La communication vers la population de nos découvertes est entre les mains de la Délégation interministérielle aux risques majeurs outre-mer (Dirmom) et de la Préfecture de Mayotte. Là aussi, ce n’est pas une évidence pour les chercheurs, habitués à communiquer « spontanément », au fur et à mesure de leurs découvertes. Il est vrai cependant que le contexte social et politique est tendu à Mayotte et on peut craindre que la situation se dégrade davantage avec une telle nouvelle. « Il ne manquait plus que ça ! », s’est d’ailleurs exclamé le préfet de l’époque lorsqu’on lui a appris la découverte du volcan. Conseillers du président de la République et du Premier ministre, ministres, directeurs de cabinet, préfets, députés et Délégation interministérielle aux risques majeurs… Au plus haut niveau, les réunions s’enchaînent alors.
À la demande du cabinet du Premier ministre, le Réseau de surveillance volcanique et sismologique de Mayotte (RéVoSiMa) est créé à l’automne 2019. Sa vocation est double et complémentaire. D’une part, il est chargé de suivre l’évolution de la sismicité et des déformations de l’île en réalisant des mesures en continu sur terre et épisodiques en mer. Ces données sont essentielles pour apporter aux pouvoirs publics les connaissances nécessaires à la gestion de la situation. Des scénarios de dommages sismiques et d’impacts des potentiels tsunamis, ainsi que des outils d’estimation rapide des pertes en cas de secousse, sont par exemple développés et mis à disposition des acteurs locaux. D’autre part, il permet aux scientifiques de poursuivre leurs travaux via le déploiement de capteurs et le traitement des données acquises en mer et à terre, l’analyse et les modélisations nécessaires pour mieux comprendre les phénomènes.

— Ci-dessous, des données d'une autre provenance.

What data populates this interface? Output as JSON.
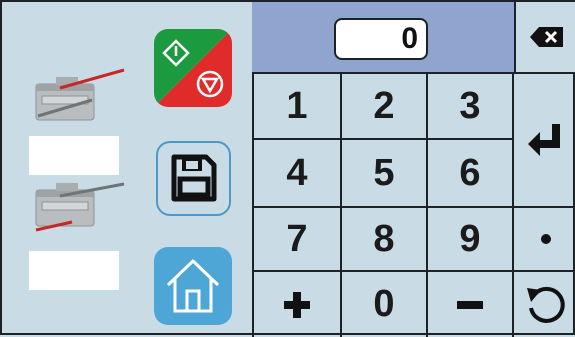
{
  "display": {
    "value": "0"
  },
  "keys": {
    "k1": "1",
    "k2": "2",
    "k3": "3",
    "k4": "4",
    "k5": "5",
    "k6": "6",
    "k7": "7",
    "k8": "8",
    "k9": "9",
    "k0": "0"
  },
  "icons": {
    "start_stop": "start-stop-icon",
    "save": "save-floppy-icon",
    "home": "home-icon",
    "backspace": "backspace-icon",
    "enter": "enter-icon",
    "decimal": "decimal-point-icon",
    "plus": "plus-icon",
    "minus": "minus-icon",
    "reset": "refresh-icon"
  },
  "colors": {
    "background": "#c9dce6",
    "display_row": "#8fa4cf",
    "start": "#1c9a3f",
    "stop": "#e02b2b",
    "home": "#4ea6d6",
    "save_border": "#4c98c6"
  }
}
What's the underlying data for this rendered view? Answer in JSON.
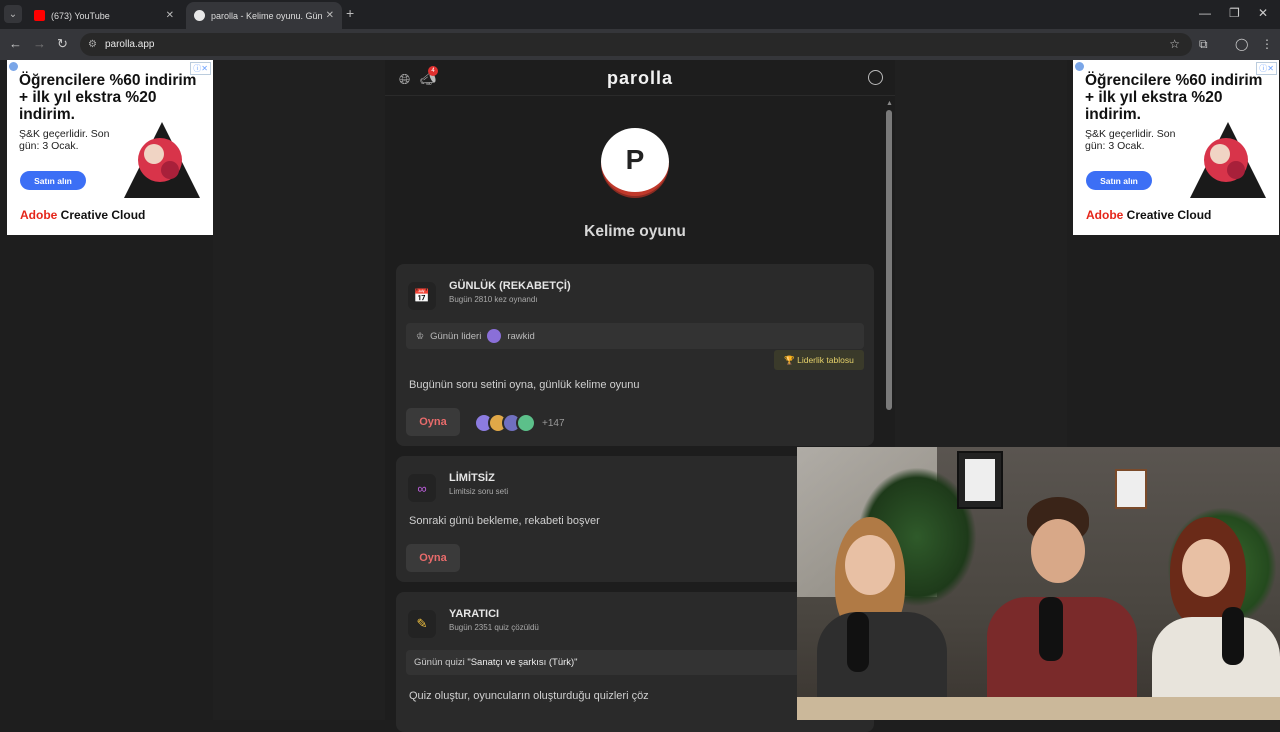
{
  "browser": {
    "tabs": [
      {
        "title": "(673) YouTube",
        "active": false,
        "favicon_color": "#ff0000"
      },
      {
        "title": "parolla - Kelime oyunu. Günlük",
        "active": true,
        "favicon_color": "#e8e8e8"
      }
    ],
    "url": "parolla.app"
  },
  "ad": {
    "headline": "Öğrencilere %60 indirim + ilk yıl ekstra %20 indirim.",
    "sub": "Ş&K geçerlidir. Son gün: 3 Ocak.",
    "cta": "Satın alın",
    "brand_red": "Adobe",
    "brand_rest": " Creative Cloud"
  },
  "app": {
    "logo": "parolla",
    "notification_count": "4",
    "hero_letter": "P",
    "hero_title": "Kelime oyunu",
    "accent": "#e86b6b",
    "cards": {
      "daily": {
        "icon": "calendar-icon",
        "title": "GÜNLÜK (REKABETÇİ)",
        "sub": "Bugün 2810 kez oynandı",
        "leader_label": "Günün lideri",
        "leader_name": "rawkid",
        "leaderboard": "🏆 Liderlik tablosu",
        "desc": "Bugünün soru setini oyna, günlük kelime oyunu",
        "play": "Oyna",
        "more_players": "+147"
      },
      "unlimited": {
        "icon": "infinity-icon",
        "title": "LİMİTSİZ",
        "sub": "Limitsiz soru seti",
        "desc": "Sonraki günü bekleme, rekabeti boşver",
        "play": "Oyna"
      },
      "creator": {
        "icon": "pencil-icon",
        "title": "YARATICI",
        "sub": "Bugün 2351 quiz çözüldü",
        "quiz_label": "Günün quizi",
        "quiz_name": "\"Sanatçı ve şarkısı (Türk)\"",
        "desc": "Quiz oluştur, oyuncuların oluşturduğu quizleri çöz"
      }
    }
  }
}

La pandémie liée au coronavirus a remis au goût du jour l’ouvrage du sociologue allemand Max Weber, Le Savant et le Politique publié en 1919. L’auteur y définissait le métier de l’homme de science et celui de l’acteur politique. Dans sa préface à l’édition française publiée en 1959, Raymond Aron avait résumé la différence entre ces deux métiers de la façon suivante : « La vocation de la science est inconditionnellement la vérité. Le métier de politicien ne tolère pas toujours qu’on la dise ». Le savant (aujourd’hui le scientifique) n’apprécie guère les approximations, il veut de la rigueur et des certitudes. Qu’il s’agisse de virus ou de volcans, force est de constater que le politicien de son côté doit agir dans l’urgence et décider dans l’incertitude. À défaut de solution hybride, soyons pragmatiques et gardons en tête le dialogue entre L’Aveugle et le Paralytique de Jean-Pierre Claris de Florian : « J’ai mes maux et vous avez les vôtres. Unissons-les, mon frère, ils seront moins affreux ». ♦
Les points de vue, les opinions et les analyses publiés dans cette rubrique n’engagent que leur auteur. Ils ne sauraient constituer une quelconque position du CNRS.
- 1. Séisme, tsunami, éruption volcanique, glissement de terrain.